Поля «наших» крестьян находились позади расположения полка, и пропуск через линию белозерского охранения был воспрещен. Когда утром крестьяне не выходили на работы, это всегда являлось признаком того, что большевики что-то готовят…
Красные войска обладали одной особенностью: они, как всякие слабые духом части, не любили ночных боев, и если бывали сбиваемые перед вечером, то уходили стремительно, стараясь возможно скорее оторваться от преследования.
Располагая слабыми силами, я решил использовать эту особенность красных и назначить атаку Грайворона под вечер. Накануне ночью была произведена соответствующая перегруппировка, и в течение дня выдвинутые роты лежали, прикрываясь наскоро вырытыми замаскированными окопами. Большевики не заметили всех этих приготовлений и, видя, что день проходит спокойно, успокоились и сами.
Стремительно поведенная во фланг атака, чего, по-видимому, мой партнер-матрос никак не ожидал, произвела на противника сильное впечатление. Матрос двинул все свои резервы на атакованный участок и, как потом выяснилось, выехал туда и сам. С нашей стороны это была, однако, только демонстрация, и главный удар был нанесен в центре. Все было закончено менее чем в 3 часа. Мы захватили более 200 пленных, несколько пулеметов, одно орудие и почти весь обоз красных. Среди взятой большой добычи оказался обширный склад английской парфюмерии. Зачем большевики привезли его в Грайворон, я так и не дознался.
Выполняя свою задачу, полк, с приданной ему Дроздовской батареей и дивизионом иркутских гусар, продолжал наступать к северу. Очень упорные и кровавые бои происходили за обладание железной дорогой Белгород – Сумы. Здесь разыгрался трагический эпизод, стоивший жизни прекрасному офицеру – командиру 1-й роты поручику А. После удачного боя А. подошел к группе безоружных пленных, и в тот момент, когда он мирно разговаривал с красноармейцами, к нему незаметно приблизился один из пленных и выстрелом из револьвера в спину убил А. наповал. Выстреливший оказался комиссаром. В одно мгновение он был растерзан солдатами 1-й роты, очень любившими своего командира, но это, конечно, не воскресило погибшего.
В середине 1919 года определенно обрисовался перелом в наших отношениях к пленным. Если в первый период существования Добровольческой армии война обеими сторонами велась, в сущности, на уничтожение, то к указанному периоду уже не наблюдалось прежнего озлобления. Пленные офицеры и солдаты, если они не были коммунистами, обычно и без особых формальностей принимались в ряды полонившего их полка. По неписаным добровольческим законам, все пленные считались собственностью той части, какая их взяла. Часть пленных, из числа лучше одетых, оставалась при полку, и ими пополнялись роты.
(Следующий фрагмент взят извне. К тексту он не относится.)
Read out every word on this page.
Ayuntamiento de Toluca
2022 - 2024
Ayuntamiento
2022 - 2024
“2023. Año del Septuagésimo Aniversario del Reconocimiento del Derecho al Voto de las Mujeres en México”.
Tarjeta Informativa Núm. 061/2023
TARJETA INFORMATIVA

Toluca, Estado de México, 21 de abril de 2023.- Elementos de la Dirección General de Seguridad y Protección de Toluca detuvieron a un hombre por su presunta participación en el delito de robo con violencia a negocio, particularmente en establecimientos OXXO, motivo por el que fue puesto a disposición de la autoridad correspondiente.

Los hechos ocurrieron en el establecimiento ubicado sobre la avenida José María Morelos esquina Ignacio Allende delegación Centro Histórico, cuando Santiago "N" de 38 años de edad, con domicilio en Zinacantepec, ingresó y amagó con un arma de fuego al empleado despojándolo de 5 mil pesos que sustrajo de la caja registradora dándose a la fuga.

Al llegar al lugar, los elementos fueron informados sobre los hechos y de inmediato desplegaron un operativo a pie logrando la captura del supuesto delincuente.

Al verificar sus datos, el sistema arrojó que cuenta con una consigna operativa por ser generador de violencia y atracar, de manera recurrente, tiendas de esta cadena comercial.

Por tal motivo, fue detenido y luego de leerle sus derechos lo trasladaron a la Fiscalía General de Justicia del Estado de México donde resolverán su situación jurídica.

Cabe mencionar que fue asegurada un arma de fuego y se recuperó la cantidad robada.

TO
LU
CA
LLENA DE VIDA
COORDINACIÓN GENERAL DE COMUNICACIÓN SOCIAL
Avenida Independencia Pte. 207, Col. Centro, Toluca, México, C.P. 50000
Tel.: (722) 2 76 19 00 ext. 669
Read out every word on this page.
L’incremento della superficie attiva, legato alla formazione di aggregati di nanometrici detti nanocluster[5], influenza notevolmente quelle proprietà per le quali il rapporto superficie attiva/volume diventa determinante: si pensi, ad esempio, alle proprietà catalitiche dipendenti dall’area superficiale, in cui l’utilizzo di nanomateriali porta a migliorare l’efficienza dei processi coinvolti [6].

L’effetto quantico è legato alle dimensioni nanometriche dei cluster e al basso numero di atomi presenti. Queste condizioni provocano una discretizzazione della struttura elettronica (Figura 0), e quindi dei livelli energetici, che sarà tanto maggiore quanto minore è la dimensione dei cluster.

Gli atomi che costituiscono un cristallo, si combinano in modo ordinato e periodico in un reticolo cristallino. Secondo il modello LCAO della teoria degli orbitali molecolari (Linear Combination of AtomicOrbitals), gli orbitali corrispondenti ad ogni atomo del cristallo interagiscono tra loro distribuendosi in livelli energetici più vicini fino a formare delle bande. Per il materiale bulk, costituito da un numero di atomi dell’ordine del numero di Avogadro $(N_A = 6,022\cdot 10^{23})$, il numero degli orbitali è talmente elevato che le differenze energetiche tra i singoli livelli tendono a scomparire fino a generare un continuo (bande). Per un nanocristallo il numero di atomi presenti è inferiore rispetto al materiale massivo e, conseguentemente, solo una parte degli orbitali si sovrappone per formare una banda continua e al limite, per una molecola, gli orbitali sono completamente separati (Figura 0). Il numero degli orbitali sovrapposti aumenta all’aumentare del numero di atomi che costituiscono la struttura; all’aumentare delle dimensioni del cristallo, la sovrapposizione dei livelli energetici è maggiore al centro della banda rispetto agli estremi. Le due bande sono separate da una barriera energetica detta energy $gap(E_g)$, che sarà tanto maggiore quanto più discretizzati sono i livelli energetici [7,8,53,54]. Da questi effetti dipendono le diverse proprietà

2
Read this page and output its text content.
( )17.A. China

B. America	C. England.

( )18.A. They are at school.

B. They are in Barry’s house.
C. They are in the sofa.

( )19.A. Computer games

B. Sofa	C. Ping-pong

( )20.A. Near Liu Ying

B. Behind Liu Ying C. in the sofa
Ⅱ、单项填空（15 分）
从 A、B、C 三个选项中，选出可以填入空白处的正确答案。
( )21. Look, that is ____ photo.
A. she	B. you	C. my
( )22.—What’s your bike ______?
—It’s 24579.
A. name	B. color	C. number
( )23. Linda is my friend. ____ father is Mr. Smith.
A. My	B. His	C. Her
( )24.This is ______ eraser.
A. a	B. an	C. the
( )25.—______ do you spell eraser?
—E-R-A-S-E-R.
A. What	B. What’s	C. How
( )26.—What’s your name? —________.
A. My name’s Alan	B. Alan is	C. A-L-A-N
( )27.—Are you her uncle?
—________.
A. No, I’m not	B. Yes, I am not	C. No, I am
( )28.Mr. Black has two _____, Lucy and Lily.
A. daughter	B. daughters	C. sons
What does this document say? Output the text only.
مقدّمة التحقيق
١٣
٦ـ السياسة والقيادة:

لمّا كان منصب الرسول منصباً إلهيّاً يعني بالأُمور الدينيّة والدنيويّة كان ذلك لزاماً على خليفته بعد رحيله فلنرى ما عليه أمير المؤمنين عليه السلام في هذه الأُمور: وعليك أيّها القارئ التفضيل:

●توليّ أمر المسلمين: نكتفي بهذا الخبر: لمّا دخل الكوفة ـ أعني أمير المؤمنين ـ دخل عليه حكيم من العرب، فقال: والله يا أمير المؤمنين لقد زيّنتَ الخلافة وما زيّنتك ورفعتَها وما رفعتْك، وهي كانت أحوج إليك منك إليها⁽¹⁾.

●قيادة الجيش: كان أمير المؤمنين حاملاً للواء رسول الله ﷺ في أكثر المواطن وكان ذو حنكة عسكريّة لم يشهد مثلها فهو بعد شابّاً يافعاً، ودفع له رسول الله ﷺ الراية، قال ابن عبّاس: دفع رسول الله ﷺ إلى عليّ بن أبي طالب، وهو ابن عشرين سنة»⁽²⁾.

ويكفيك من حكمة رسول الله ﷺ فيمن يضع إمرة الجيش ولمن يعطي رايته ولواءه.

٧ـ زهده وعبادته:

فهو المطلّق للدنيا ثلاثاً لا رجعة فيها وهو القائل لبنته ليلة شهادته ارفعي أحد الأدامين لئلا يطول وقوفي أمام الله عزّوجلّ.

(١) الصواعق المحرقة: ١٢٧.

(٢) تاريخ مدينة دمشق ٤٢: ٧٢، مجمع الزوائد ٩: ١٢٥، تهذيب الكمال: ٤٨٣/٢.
Остальные, если они не были нужны, отправлялись в тыл, где и передавались корпусным и армейским комендантам. Существовали ли по вопросу о пленных какие-либо общие инструкции, изданные главным командованием, я не знаю. Думаю, что таковые были изданы, но лично ко мне они не доходили.
Сама жизнь выработала известные правила отбора пленных, каковые и применялись командирами полков с теми или иными, но в общем незначительными вариациями.
Обычно каждая группа пленных сама выдавала комиссаров и коммунистов, если таковые находились в их числе. Инородцы выделялись своим внешним видом или акцентом. После выделения всех этих элементов, ярко враждебных белой армии, остальная масса становилась незлобивой, послушной и быстро воспринимала нашу идеологию. За редким исключением большинство были солдатами в период Великой войны и потому, после небольшого испытания, ставились в строй. Они воевали прекрасно. В Белозерском полку солдатский состав на 80—90 процентов состоял из пленных красноармейцев или из тех мобилизованных, которые служили раньше у большевиков, а затем, при отходе, сбежали.
В других частях солдатский вопрос обстоял примерно так же, как и у меня. Много раз и с особым вниманием присматривался я к своим солдатам, бывшим красноармейцам, стараясь отыскать в них какие-либо «красные» черты. И всегда в своей массе это были добродушные русские люди, зачастую религиозные, с ярко выраженным внутренним протестом против большевизма. Всегда чувствовалось, что большевизм захлестнул их только внешне и не оставил заметных следов на их духовной сущности.